Lawrence Wright percebeu ainda em O’Neill um homem ambicioso, com uma vida pessoal conturbada, um personagem forte para dividir com Osama bin Laden a trama do livro. Com o vigor destes dois protagonistas, Wright transformou esta reportagem num grande romance não-fictício, sem prejuízo aos dados históricos. Pelo contrário, a história até enriquece o romance, pois O’Neill aposentou-se do FBI vinte dias antes do 11 de setembro. Uma semana antes do atentado, ele assumia seu novo posto, na iniciativa privada, como chefe de segurança do World Trade Center. No momento do atentado, O’Neil estava em seu escritório, no 34o andar da torre norte das Twin Towers, 58 andares abaixo de onde o primeiro avião bateu.
Cruzada fundamentalista
Coincidências à parte, Wright consegue mostrar em O vulto das torres como nasceu o fundamentalismo islâmico, como surgiu a Al-Qaeda e como Osama bin Laden tornou-se o líder máximo do terrorismo no Oriente Médio, sem necessariamente contar com apoio da população ou dos governos dos países árabes. Bin Laden teve parcerias ocasionais na Arábia Saudita, no Iraque, no Iêmen, no Sudão e no Afeganistão, mas apenas por interesses passageiros destes países, principalmente na batalha contra a União Soviética no Afeganistão, onde teve também auxílio americano. Osama usou estes apoios eventuais para fortalecer seu grupo e sua influência sobre os islâmicos mais radicais, formando uma organização paraestatal que escapou ao controle dos governantes árabes. É a partir daí que ele inicia sua cruzada para tentar tornar o fundamentalismo uma força no Oriente Médio e também para destruir os Estados Unidos, como ele acredita ser possível.

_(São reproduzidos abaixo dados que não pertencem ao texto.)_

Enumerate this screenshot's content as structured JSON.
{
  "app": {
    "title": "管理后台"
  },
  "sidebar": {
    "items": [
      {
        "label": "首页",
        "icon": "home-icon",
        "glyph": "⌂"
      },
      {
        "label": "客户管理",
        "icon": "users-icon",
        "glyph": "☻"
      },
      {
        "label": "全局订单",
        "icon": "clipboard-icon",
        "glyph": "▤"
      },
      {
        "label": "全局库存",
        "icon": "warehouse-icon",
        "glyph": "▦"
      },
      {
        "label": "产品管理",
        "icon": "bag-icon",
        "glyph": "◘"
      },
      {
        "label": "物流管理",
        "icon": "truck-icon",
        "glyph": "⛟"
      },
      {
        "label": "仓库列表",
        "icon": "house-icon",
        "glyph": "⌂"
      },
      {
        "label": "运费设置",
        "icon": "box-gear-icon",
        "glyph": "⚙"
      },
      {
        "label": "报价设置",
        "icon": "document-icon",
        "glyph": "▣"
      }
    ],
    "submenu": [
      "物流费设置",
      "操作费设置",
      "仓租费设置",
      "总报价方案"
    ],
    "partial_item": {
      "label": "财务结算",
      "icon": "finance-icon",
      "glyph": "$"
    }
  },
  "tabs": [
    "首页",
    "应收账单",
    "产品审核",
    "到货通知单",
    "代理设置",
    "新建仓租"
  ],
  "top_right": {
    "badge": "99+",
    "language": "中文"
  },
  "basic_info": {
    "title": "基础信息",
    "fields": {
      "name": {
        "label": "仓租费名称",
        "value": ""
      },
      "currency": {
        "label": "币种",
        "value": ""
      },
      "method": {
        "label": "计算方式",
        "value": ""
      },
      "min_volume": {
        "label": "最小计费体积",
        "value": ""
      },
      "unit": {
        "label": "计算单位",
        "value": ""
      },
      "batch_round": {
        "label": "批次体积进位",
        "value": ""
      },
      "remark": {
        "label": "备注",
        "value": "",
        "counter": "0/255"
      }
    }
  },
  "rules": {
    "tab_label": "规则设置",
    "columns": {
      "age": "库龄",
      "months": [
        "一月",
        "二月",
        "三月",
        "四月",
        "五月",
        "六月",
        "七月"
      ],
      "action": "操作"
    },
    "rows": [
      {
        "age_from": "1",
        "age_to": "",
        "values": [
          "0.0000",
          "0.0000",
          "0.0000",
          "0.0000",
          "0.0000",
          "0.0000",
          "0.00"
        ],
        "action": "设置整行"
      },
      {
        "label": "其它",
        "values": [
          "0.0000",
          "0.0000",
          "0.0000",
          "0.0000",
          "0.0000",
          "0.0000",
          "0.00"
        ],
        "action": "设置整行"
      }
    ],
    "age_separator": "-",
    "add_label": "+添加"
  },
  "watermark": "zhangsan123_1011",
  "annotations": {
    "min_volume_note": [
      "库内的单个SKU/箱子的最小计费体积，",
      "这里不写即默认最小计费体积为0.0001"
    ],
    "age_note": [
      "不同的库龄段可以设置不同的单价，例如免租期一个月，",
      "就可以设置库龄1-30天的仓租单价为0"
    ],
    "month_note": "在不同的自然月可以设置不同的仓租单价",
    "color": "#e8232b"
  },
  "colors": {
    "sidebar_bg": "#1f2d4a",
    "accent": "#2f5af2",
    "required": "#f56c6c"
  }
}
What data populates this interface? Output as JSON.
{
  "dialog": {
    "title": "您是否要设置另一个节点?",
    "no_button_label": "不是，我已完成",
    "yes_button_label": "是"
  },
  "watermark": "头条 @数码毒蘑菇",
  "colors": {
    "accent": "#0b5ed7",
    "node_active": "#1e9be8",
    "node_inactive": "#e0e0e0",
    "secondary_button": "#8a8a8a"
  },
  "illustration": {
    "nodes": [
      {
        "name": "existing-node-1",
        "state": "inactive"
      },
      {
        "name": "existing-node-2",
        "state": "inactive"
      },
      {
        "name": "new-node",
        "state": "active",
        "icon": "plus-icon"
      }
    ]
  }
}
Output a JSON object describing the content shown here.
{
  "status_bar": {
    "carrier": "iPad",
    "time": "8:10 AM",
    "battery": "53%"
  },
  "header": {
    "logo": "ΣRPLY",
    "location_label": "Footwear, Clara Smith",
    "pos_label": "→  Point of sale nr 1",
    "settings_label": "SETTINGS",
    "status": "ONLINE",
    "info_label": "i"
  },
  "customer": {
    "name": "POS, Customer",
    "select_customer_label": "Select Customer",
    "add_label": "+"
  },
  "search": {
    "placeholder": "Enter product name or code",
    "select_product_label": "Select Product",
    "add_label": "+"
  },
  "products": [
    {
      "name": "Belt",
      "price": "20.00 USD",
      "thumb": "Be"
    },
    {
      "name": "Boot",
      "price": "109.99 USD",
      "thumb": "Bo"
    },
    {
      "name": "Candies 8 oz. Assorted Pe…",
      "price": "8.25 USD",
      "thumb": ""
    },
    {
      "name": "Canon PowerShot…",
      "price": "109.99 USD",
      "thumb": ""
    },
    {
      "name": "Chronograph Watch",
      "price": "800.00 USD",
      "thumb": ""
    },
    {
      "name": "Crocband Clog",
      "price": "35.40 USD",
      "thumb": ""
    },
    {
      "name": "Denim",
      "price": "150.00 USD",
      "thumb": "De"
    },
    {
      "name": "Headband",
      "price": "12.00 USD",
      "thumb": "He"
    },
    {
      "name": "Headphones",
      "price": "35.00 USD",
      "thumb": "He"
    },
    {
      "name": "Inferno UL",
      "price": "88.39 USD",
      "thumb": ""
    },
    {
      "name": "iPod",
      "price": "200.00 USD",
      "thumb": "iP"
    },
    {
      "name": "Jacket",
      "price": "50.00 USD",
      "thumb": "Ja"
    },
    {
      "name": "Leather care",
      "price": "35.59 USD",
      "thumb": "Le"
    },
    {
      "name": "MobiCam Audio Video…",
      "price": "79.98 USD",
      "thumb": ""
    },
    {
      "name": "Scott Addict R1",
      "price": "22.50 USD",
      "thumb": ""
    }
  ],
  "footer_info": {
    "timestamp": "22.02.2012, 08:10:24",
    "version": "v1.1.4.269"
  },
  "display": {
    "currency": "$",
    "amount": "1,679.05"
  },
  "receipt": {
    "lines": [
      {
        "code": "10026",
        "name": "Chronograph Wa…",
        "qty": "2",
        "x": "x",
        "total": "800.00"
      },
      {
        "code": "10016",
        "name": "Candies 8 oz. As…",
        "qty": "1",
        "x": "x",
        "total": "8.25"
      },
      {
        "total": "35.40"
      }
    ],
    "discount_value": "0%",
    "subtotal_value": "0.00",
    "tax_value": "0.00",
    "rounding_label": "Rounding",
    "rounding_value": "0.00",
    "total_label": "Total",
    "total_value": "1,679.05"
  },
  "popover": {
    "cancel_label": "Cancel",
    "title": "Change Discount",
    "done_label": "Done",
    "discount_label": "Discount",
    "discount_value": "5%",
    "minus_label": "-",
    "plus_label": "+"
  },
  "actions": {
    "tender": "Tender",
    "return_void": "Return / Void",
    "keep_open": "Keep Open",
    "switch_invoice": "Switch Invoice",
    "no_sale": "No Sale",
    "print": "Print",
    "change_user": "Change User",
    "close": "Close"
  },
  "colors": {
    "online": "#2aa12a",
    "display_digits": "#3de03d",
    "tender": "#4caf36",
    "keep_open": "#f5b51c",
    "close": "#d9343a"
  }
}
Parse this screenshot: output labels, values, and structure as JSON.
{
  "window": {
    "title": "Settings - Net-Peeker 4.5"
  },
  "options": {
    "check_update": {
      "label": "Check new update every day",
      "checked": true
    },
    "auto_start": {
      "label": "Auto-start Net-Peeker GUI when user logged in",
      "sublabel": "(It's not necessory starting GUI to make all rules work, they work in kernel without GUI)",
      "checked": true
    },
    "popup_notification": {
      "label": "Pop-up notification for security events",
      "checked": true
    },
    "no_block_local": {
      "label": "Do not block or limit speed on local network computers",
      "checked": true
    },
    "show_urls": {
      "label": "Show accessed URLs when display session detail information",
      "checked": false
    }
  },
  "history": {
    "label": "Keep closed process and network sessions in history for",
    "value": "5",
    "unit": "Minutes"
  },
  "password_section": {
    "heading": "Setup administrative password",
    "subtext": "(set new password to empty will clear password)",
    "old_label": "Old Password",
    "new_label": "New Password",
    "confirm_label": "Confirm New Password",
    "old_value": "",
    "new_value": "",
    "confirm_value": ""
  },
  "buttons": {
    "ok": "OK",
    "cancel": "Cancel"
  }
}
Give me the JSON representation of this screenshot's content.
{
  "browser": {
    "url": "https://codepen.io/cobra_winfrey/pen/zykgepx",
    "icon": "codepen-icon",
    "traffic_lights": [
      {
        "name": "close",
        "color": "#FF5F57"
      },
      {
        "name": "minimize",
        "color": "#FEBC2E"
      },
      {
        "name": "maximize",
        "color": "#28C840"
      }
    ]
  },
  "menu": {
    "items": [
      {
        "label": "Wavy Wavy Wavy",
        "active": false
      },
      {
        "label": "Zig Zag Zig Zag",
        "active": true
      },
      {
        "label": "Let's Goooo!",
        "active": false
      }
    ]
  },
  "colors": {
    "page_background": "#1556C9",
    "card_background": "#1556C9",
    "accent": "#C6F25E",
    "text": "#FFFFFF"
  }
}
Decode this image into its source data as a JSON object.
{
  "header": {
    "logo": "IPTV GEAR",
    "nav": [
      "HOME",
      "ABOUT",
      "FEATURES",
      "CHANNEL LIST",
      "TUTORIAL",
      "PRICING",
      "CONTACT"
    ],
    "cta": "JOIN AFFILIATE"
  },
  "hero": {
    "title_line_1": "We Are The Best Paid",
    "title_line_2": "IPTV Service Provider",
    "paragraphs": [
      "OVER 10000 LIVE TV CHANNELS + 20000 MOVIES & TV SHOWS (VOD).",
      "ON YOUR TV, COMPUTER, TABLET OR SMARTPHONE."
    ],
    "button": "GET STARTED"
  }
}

De O vulto das torres, deduz-se que Osama bin Laden é um homem capaz de tudo, mas que só conseguiu chegar às Torres Gêmeas porque os americanos o menosprezaram. Com um simples encontro de informações entre o FBI e a CIA, os Estados Unidos teriam evitado a tragédia. As duas organizações tinham investigações suficientes para concluir que os terroristas de Bin Laden estavam em solo americano fazendo escola de pilotagem e planejando um ataque. Acontece que esta conclusão só era possível se as informações fossem reunidas num pacote, mas havia um muro entre as duas instituições. A CIA, serviço secreto, é responsável por investigações fora dos Estados Unidos. O FBI, a polícia federal, é quem age em solo americano. O fato é que existe rivalidade e animosidade entre ambos, e graças a isso Osama bin Laden conseguiu que seus homens morassem mais de um ano nos Estados Unidos antes de seqüestrar os aviões. Existe até uma expressão na CIA para quando se decide dividir alguma informação com o FBI para que os policiais federais possam agir: jogar o assunto por cima do muro. Em contrapartida, no FBI, quando seus agentes ligam para a CIA em busca de dados e recebem um não como resposta, eles colocam para tocar ao telefone a música Another brick in the wall (Outro tijolo no muro), de Pink Floyd.
Quase seis anos depois do 11 de setembro, Lawrence Wright nos entrega um grande livro, bem escrito, repleto de informação, drama e tensão. O ideal é que seja lido por todas as autoridades americanas, pois sua mensagem mais clara é que Osama bin Laden não vai parar tão cedo. Está apenas esperando o momento certo para mais um grande ataque. E se houver outro tijolo no muro entre CIA e FBI, a Al-Qaeda será bem-sucedida.